Le périmètre d'application des accords comprend la Lune, Mars, les comètes et les astéroïdes, y compris sur et sous leurs surfaces, ainsi qu’en orbite autour de la Lune ou de Mars, aux points de Lagrange du système Terre-Lune et les zones de transit transit entre ces corps célestes et emplacements[9].

Mise en œuvre

La mise en œuvre des accords s'effectue par l'intermédiaire des ententes intergouvernementales existantes, des instances inter-agences ou d'autres instruments. Leur application suppose que soient décrits la nature, la portée et les objectifs de l'activité spatiale concernée[9].

Fins pacifiques

Les activités concernées par les accords sont exclusivement à des fins pacifiques et sont conformes au droit international applicable. Cette disposition reprend le contenu des principes fondamentaux déja énoncés notamment dans le Traité sur l'espace[9].

Transparence

Le pays signataire s'engagent à la transparence et au partage des informations scientifiques, conformément à l'article XI du Traité sur l'espace extra-atmosphérique[9].

Interopérabilité

Le pays signataire s'engage à déployer des efforts raisonnables pour utiliser les normes d'interopérabilité actuelles pour les infrastructures spatiales et à établir des normes lorsqu'elles n'existent pas ou sont inadéquates[9].

Aide d'urgence

Le pays signataire s'engage à déployer tous les efforts raisonnables pour apporter l'assistance nécessaire au personnel en détresse dans l'espace extra-atmosphérique et conformément à leurs obligations en vertu de l'Accord sur le sauvetage des astronautes de 1968 ratifié par l'ensemble des puissances spatiales[9].

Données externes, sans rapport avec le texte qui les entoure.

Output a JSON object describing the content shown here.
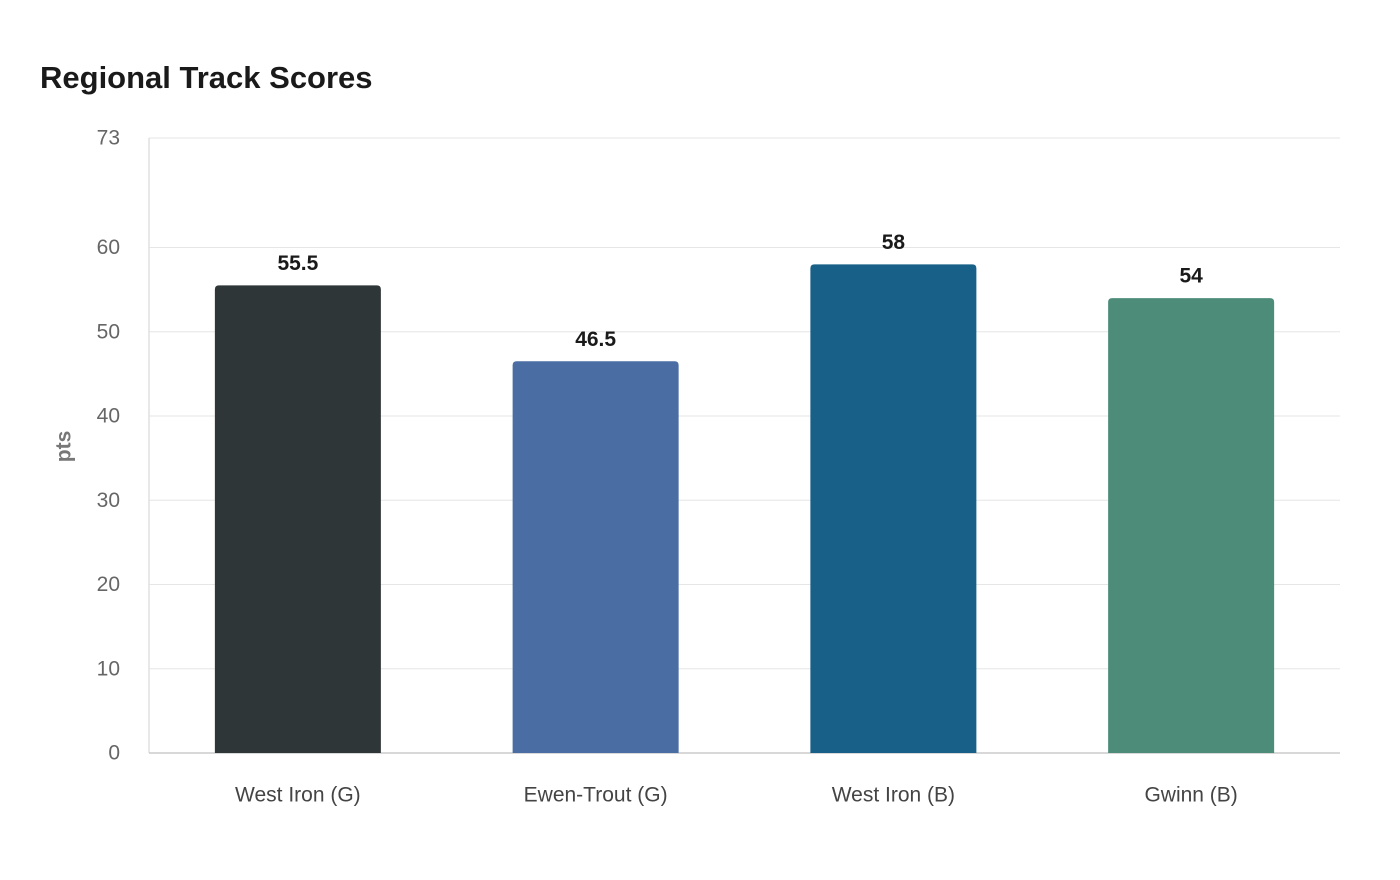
{
  "chart_data": {
    "type": "bar",
    "title": "Regional Track Scores",
    "xlabel": "",
    "ylabel": "pts",
    "categories": [
      "West Iron (G)",
      "Ewen-Trout (G)",
      "West Iron (B)",
      "Gwinn (B)"
    ],
    "values": [
      55.5,
      46.5,
      58,
      54
    ],
    "value_labels": [
      "55.5",
      "46.5",
      "58",
      "54"
    ],
    "colors": [
      "#2e3638",
      "#4a6ea3",
      "#186088",
      "#4e8c7a"
    ],
    "ylim": [
      0,
      73
    ],
    "yticks": [
      0,
      10,
      20,
      30,
      40,
      50,
      60,
      73
    ],
    "grid": true,
    "legend": "none"
  }
}
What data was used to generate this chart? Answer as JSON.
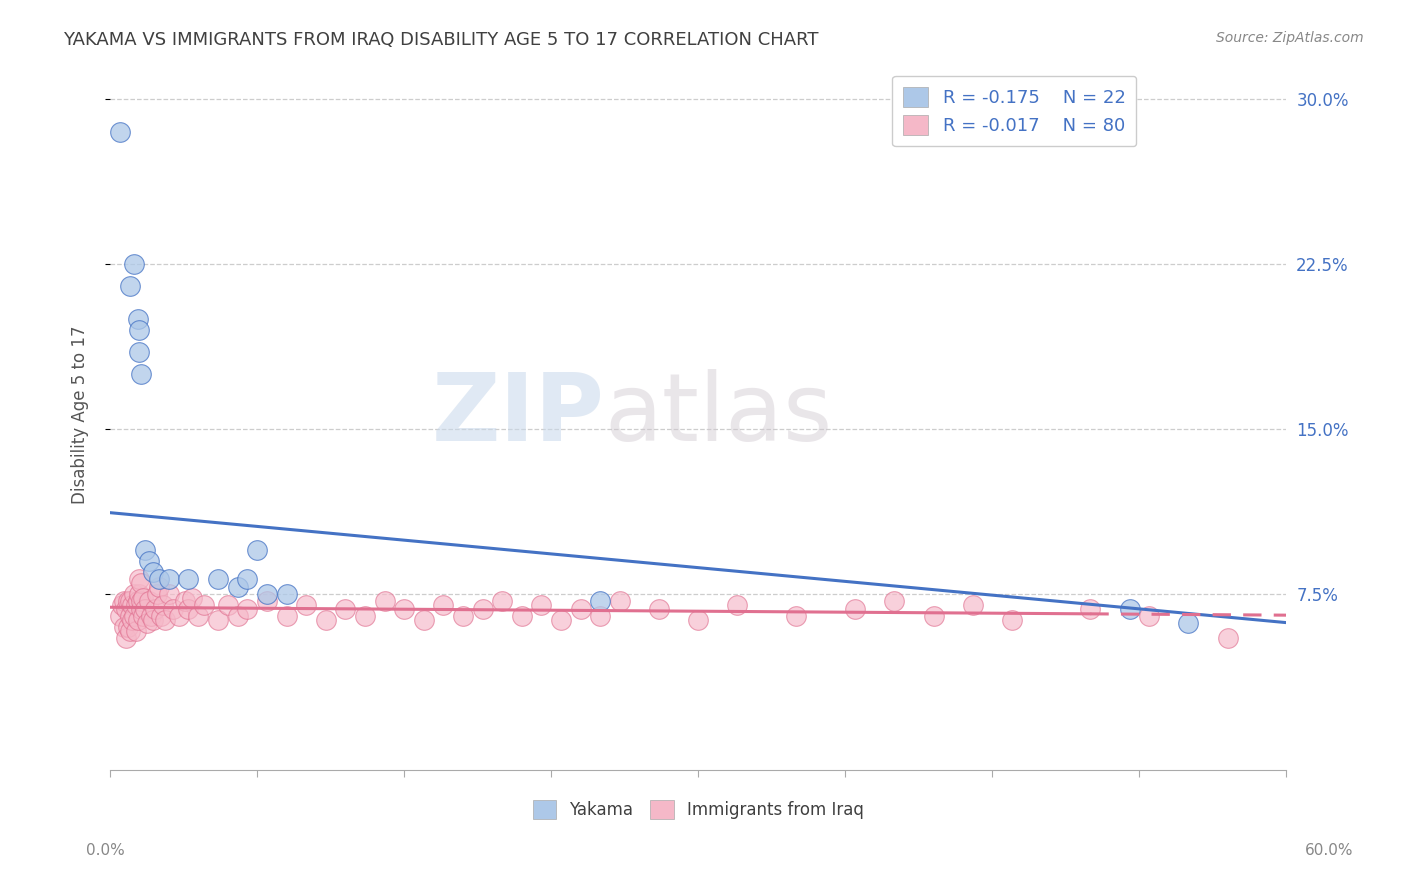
{
  "title": "YAKAMA VS IMMIGRANTS FROM IRAQ DISABILITY AGE 5 TO 17 CORRELATION CHART",
  "source_text": "Source: ZipAtlas.com",
  "ylabel": "Disability Age 5 to 17",
  "xmin": 0.0,
  "xmax": 0.6,
  "ymin": -0.005,
  "ymax": 0.318,
  "yticks": [
    0.075,
    0.15,
    0.225,
    0.3
  ],
  "ytick_labels": [
    "7.5%",
    "15.0%",
    "22.5%",
    "30.0%"
  ],
  "watermark_zip": "ZIP",
  "watermark_atlas": "atlas",
  "legend_r1": "-0.175",
  "legend_n1": "22",
  "legend_r2": "-0.017",
  "legend_n2": "80",
  "series1_label": "Yakama",
  "series2_label": "Immigrants from Iraq",
  "series1_color": "#adc8e8",
  "series2_color": "#f5b8c8",
  "line1_color": "#4472c4",
  "line2_color": "#e07090",
  "background_color": "#ffffff",
  "grid_color": "#c8c8c8",
  "title_color": "#404040",
  "yakama_x": [
    0.005,
    0.01,
    0.012,
    0.014,
    0.015,
    0.015,
    0.016,
    0.018,
    0.02,
    0.022,
    0.025,
    0.03,
    0.04,
    0.055,
    0.065,
    0.07,
    0.075,
    0.08,
    0.09,
    0.25,
    0.52,
    0.55
  ],
  "yakama_y": [
    0.285,
    0.215,
    0.225,
    0.2,
    0.195,
    0.185,
    0.175,
    0.095,
    0.09,
    0.085,
    0.082,
    0.082,
    0.082,
    0.082,
    0.078,
    0.082,
    0.095,
    0.075,
    0.075,
    0.072,
    0.068,
    0.062
  ],
  "iraq_x": [
    0.005,
    0.006,
    0.007,
    0.007,
    0.008,
    0.008,
    0.009,
    0.009,
    0.01,
    0.01,
    0.01,
    0.011,
    0.011,
    0.012,
    0.012,
    0.013,
    0.013,
    0.014,
    0.014,
    0.015,
    0.015,
    0.016,
    0.016,
    0.016,
    0.017,
    0.017,
    0.018,
    0.019,
    0.02,
    0.021,
    0.022,
    0.023,
    0.024,
    0.025,
    0.026,
    0.027,
    0.028,
    0.03,
    0.032,
    0.035,
    0.038,
    0.04,
    0.042,
    0.045,
    0.048,
    0.055,
    0.06,
    0.065,
    0.07,
    0.08,
    0.09,
    0.1,
    0.11,
    0.12,
    0.13,
    0.14,
    0.15,
    0.16,
    0.17,
    0.18,
    0.19,
    0.2,
    0.21,
    0.22,
    0.23,
    0.24,
    0.25,
    0.26,
    0.28,
    0.3,
    0.32,
    0.35,
    0.38,
    0.4,
    0.42,
    0.44,
    0.46,
    0.5,
    0.53,
    0.57
  ],
  "iraq_y": [
    0.065,
    0.07,
    0.072,
    0.06,
    0.068,
    0.055,
    0.072,
    0.06,
    0.065,
    0.072,
    0.058,
    0.07,
    0.063,
    0.065,
    0.075,
    0.07,
    0.058,
    0.072,
    0.063,
    0.075,
    0.082,
    0.068,
    0.072,
    0.08,
    0.065,
    0.073,
    0.068,
    0.062,
    0.072,
    0.065,
    0.063,
    0.068,
    0.075,
    0.078,
    0.065,
    0.07,
    0.063,
    0.075,
    0.068,
    0.065,
    0.072,
    0.068,
    0.073,
    0.065,
    0.07,
    0.063,
    0.07,
    0.065,
    0.068,
    0.072,
    0.065,
    0.07,
    0.063,
    0.068,
    0.065,
    0.072,
    0.068,
    0.063,
    0.07,
    0.065,
    0.068,
    0.072,
    0.065,
    0.07,
    0.063,
    0.068,
    0.065,
    0.072,
    0.068,
    0.063,
    0.07,
    0.065,
    0.068,
    0.072,
    0.065,
    0.07,
    0.063,
    0.068,
    0.065,
    0.055
  ],
  "iraq_trendline_start_x": 0.0,
  "iraq_trendline_end_x": 0.5,
  "iraq_trendline_start_y": 0.069,
  "iraq_trendline_end_y": 0.066,
  "yakama_trendline_start_x": 0.0,
  "yakama_trendline_end_x": 0.6,
  "yakama_trendline_start_y": 0.112,
  "yakama_trendline_end_y": 0.062
}
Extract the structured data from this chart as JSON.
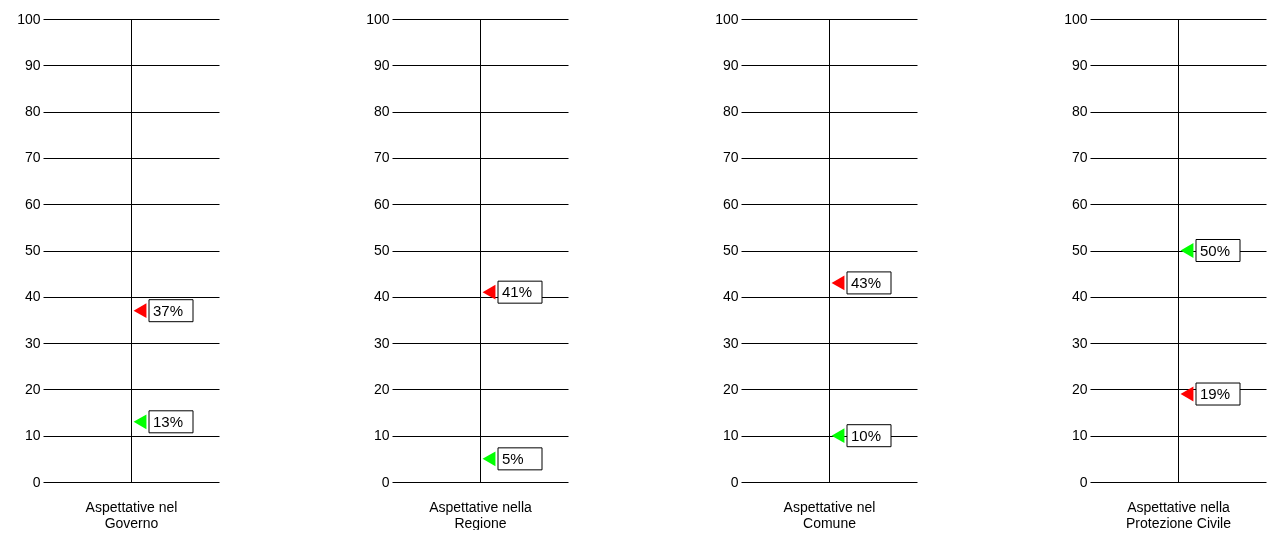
{
  "chart_data": [
    {
      "type": "scatter",
      "xlabel": "Aspettative nel Governo",
      "categories": [
        null
      ],
      "grid": true,
      "ylim": [
        0,
        100
      ],
      "yticks": [
        0,
        10,
        20,
        30,
        40,
        50,
        60,
        70,
        80,
        90,
        100
      ],
      "marker": "triangle",
      "series": [
        {
          "color": "#ff0000",
          "values": [
            37
          ],
          "value_labels": [
            "37%"
          ]
        },
        {
          "color": "#00ff00",
          "values": [
            13
          ],
          "value_labels": [
            "13%"
          ]
        }
      ]
    },
    {
      "type": "scatter",
      "xlabel": "Aspettative nella Regione",
      "categories": [
        null
      ],
      "grid": true,
      "ylim": [
        0,
        100
      ],
      "yticks": [
        0,
        10,
        20,
        30,
        40,
        50,
        60,
        70,
        80,
        90,
        100
      ],
      "marker": "triangle",
      "series": [
        {
          "color": "#ff0000",
          "values": [
            41
          ],
          "value_labels": [
            "41%"
          ]
        },
        {
          "color": "#00ff00",
          "values": [
            5
          ],
          "value_labels": [
            "5%"
          ]
        }
      ]
    },
    {
      "type": "scatter",
      "xlabel": "Aspettative nel Comune",
      "categories": [
        null
      ],
      "grid": true,
      "ylim": [
        0,
        100
      ],
      "yticks": [
        0,
        10,
        20,
        30,
        40,
        50,
        60,
        70,
        80,
        90,
        100
      ],
      "marker": "triangle",
      "series": [
        {
          "color": "#ff0000",
          "values": [
            43
          ],
          "value_labels": [
            "43%"
          ]
        },
        {
          "color": "#00ff00",
          "values": [
            10
          ],
          "value_labels": [
            "10%"
          ]
        }
      ]
    },
    {
      "type": "scatter",
      "xlabel": "Aspettative nella Protezione Civile",
      "categories": [
        null
      ],
      "grid": true,
      "ylim": [
        0,
        100
      ],
      "yticks": [
        0,
        10,
        20,
        30,
        40,
        50,
        60,
        70,
        80,
        90,
        100
      ],
      "marker": "triangle",
      "series": [
        {
          "color": "#00ff00",
          "values": [
            50
          ],
          "value_labels": [
            "50%"
          ]
        },
        {
          "color": "#ff0000",
          "values": [
            19
          ],
          "value_labels": [
            "19%"
          ]
        }
      ]
    }
  ]
}
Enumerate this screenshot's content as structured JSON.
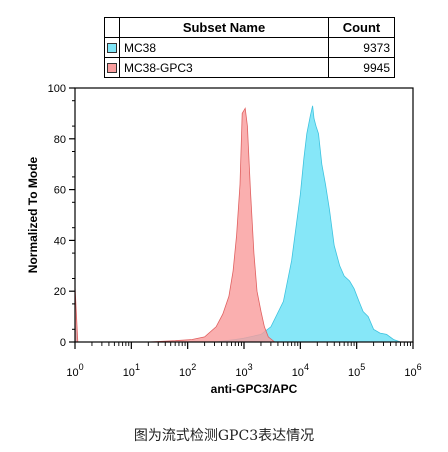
{
  "legend": {
    "header_name": "Subset Name",
    "header_count": "Count",
    "rows": [
      {
        "name": "MC38",
        "count": "9373",
        "color": "#7fe6f8"
      },
      {
        "name": "MC38-GPC3",
        "count": "9945",
        "color": "#f99e9e"
      }
    ]
  },
  "caption": "图为流式检测GPC3表达情况",
  "chart_data": {
    "type": "area",
    "xlabel": "anti-GPC3/APC",
    "ylabel": "Normalized To Mode",
    "x_scale": "log",
    "xlim": [
      1,
      1000000
    ],
    "ylim": [
      0,
      100
    ],
    "x_ticks": [
      {
        "base": "10",
        "exp": "0"
      },
      {
        "base": "10",
        "exp": "1"
      },
      {
        "base": "10",
        "exp": "2"
      },
      {
        "base": "10",
        "exp": "3"
      },
      {
        "base": "10",
        "exp": "4"
      },
      {
        "base": "10",
        "exp": "5"
      },
      {
        "base": "10",
        "exp": "6"
      }
    ],
    "y_ticks": [
      "0",
      "20",
      "40",
      "60",
      "80",
      "100"
    ],
    "series": [
      {
        "name": "MC38",
        "color": "#7fe6f8",
        "stroke": "#3ec3df",
        "x": [
          1,
          1.12,
          300,
          700,
          1000,
          2000,
          3000,
          5000,
          7000,
          10000,
          11500,
          13000,
          15000,
          16500,
          17500,
          19000,
          21000,
          24000,
          28000,
          33000,
          40000,
          50000,
          60000,
          75000,
          90000,
          110000,
          130000,
          160000,
          200000,
          260000,
          340000,
          450000,
          600000
        ],
        "y": [
          7,
          0,
          0,
          1,
          1.5,
          3,
          6,
          16,
          32,
          58,
          72,
          82,
          89,
          93,
          88,
          85,
          82,
          70,
          62,
          52,
          38,
          30,
          26,
          24,
          21,
          16,
          12,
          10,
          5,
          3.5,
          3,
          1,
          0
        ]
      },
      {
        "name": "MC38-GPC3",
        "color": "#f99e9e",
        "stroke": "#e06060",
        "x": [
          1,
          1.12,
          20,
          60,
          120,
          200,
          320,
          420,
          540,
          640,
          740,
          850,
          930,
          1050,
          1150,
          1300,
          1500,
          1700,
          2000,
          2300,
          2700,
          3500
        ],
        "y": [
          22,
          0,
          0,
          0.5,
          1,
          2,
          6,
          11,
          18,
          28,
          42,
          62,
          90,
          92,
          85,
          60,
          35,
          20,
          12,
          6,
          2,
          0
        ]
      }
    ]
  }
}
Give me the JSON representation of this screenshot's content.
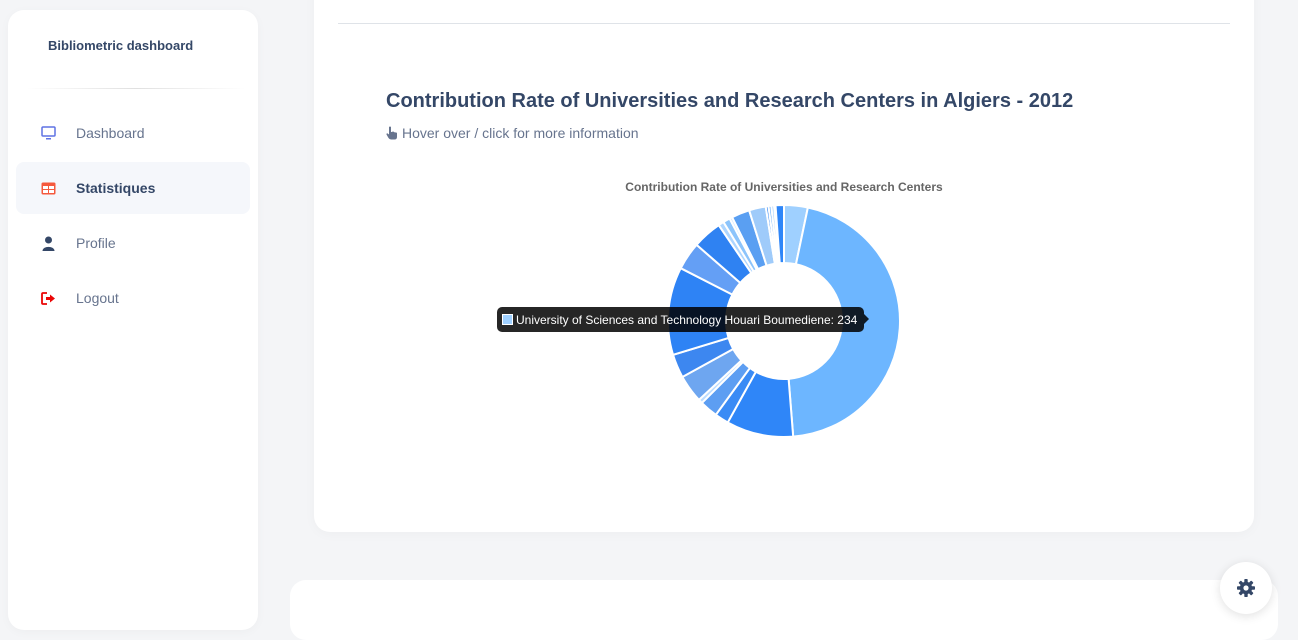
{
  "sidebar": {
    "brand": "Bibliometric dashboard",
    "items": [
      {
        "label": "Dashboard",
        "icon": "monitor-icon",
        "active": false
      },
      {
        "label": "Statistiques",
        "icon": "table-icon",
        "active": true
      },
      {
        "label": "Profile",
        "icon": "user-icon",
        "active": false
      },
      {
        "label": "Logout",
        "icon": "logout-icon",
        "active": false
      }
    ]
  },
  "main": {
    "title": "Contribution Rate of Universities and Research Centers in Algiers - 2012",
    "hint": "Hover over / click for more information",
    "hint_icon": "pointer-hand-icon"
  },
  "chart_data": {
    "type": "pie",
    "variant": "doughnut",
    "title": "Contribution Rate of Universities and Research Centers",
    "slices": [
      {
        "value": 17,
        "color": "#9fd0ff"
      },
      {
        "value": 234,
        "label": "University of Sciences and Technology Houari Boumediene",
        "color": "#6db6ff"
      },
      {
        "value": 48,
        "color": "#2f86f8"
      },
      {
        "value": 10,
        "color": "#3a8bf5"
      },
      {
        "value": 13,
        "color": "#5d9ef2"
      },
      {
        "value": 3,
        "color": "#bcdcff"
      },
      {
        "value": 20,
        "color": "#6ea6f0"
      },
      {
        "value": 17,
        "color": "#3d87f0"
      },
      {
        "value": 63,
        "color": "#2e83f5"
      },
      {
        "value": 20,
        "color": "#649ff5"
      },
      {
        "value": 21,
        "color": "#2f82f2"
      },
      {
        "value": 4,
        "color": "#aed6ff"
      },
      {
        "value": 5,
        "color": "#8cc4fb"
      },
      {
        "value": 2,
        "color": "#d4e9ff"
      },
      {
        "value": 13,
        "color": "#5a9ff2"
      },
      {
        "value": 12,
        "color": "#9fcbfa"
      },
      {
        "value": 2,
        "color": "#3f8ef5"
      },
      {
        "value": 2,
        "color": "#6fb0f7"
      },
      {
        "value": 2,
        "color": "#a8d1fc"
      },
      {
        "value": 1,
        "color": "#2f86f8"
      },
      {
        "value": 6,
        "color": "#2f86f8"
      }
    ],
    "tooltip": {
      "label": "University of Sciences and Technology Houari Boumediene: 234",
      "color": "#9fd0ff"
    }
  },
  "colors": {
    "primary_text": "#344767",
    "secondary_text": "#67748e",
    "accent_red": "#ea0606"
  },
  "settings_icon": "gear-icon"
}
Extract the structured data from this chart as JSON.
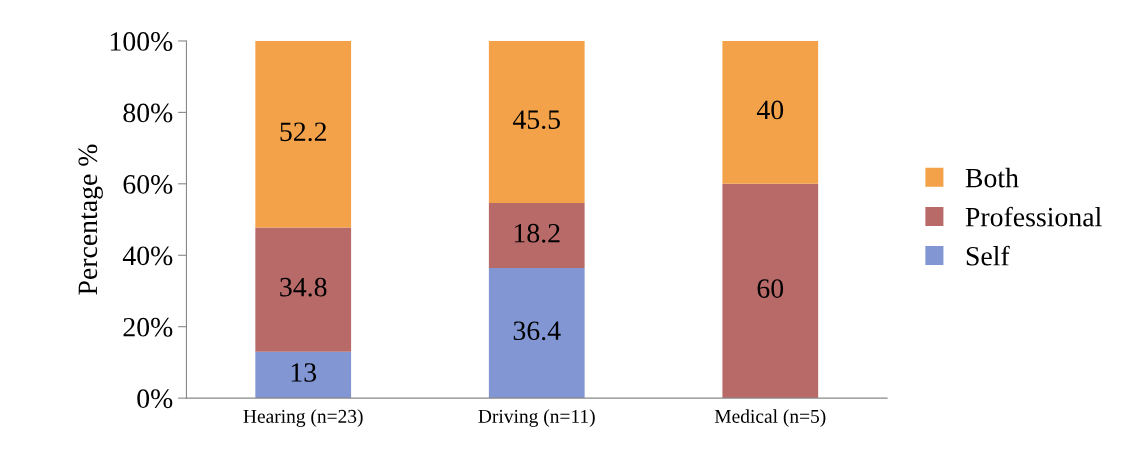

Immatriculation des objets spatiaux

Le pays signataire s'engage à faire immatriculer les objets qu'il envoie dans l'espace, comme l'exige la Convention sur l'immatriculation des objets lancés dans l'espace extra-atmosphérique de 1976[9].

Publication des données scientifiques

Le pays signataire s'engage à partager publiquement les informations sur ses activités et à partager les données scientifiques. Il accepte de se coordonner pour fournir une protection appropriée à toute information exclusive et/ou contrôlée à l'exportation. Cette disposition ne s'étend pas aux opérations du secteur privé, sauf si elles sont menées au nom d'un signataire[9].

Préservation du patrimoine de l'espace extra-atmosphérique

Le pays signataire s'engage d'une part à préserver le patrimoine spatial. Celui-ci les sites d'atterrissage humains ou robotiques d'importance historique, les artefacts, les engins spatiaux et d'autres preuves d'activité, et d'autre part à contribuer aux efforts multinationaux visant à développer des pratiques et des règles dans ce but [9].

Ressources spatiales (clause nouvelle/controversée)

Le pays signataire[9] :

  • note que l'utilisation de ressources spatiales peut profiter à l'humanité en offrant un soutien pour la réalisation d'activités sûres et durables.
  • mène l'extraction et l'utilisation des ressources spatiales en respectant le Traité sur l'espace.
  • agrée que cette exploitation ne constitue pas en soi une appropriation nationale, ce qui est interdit par le Traité sur l'espace.
  • s’engage à informer le Secrétaire général des Nations Unies, le public et la communauté scientifique internationale de ses activités d’extraction de ressources spatiales conformément au Traité sur l’espace.
  • exprime également son intention de contribuer aux efforts multilatéraux visant à développer davantage les pratiques et règles internationales en la matière.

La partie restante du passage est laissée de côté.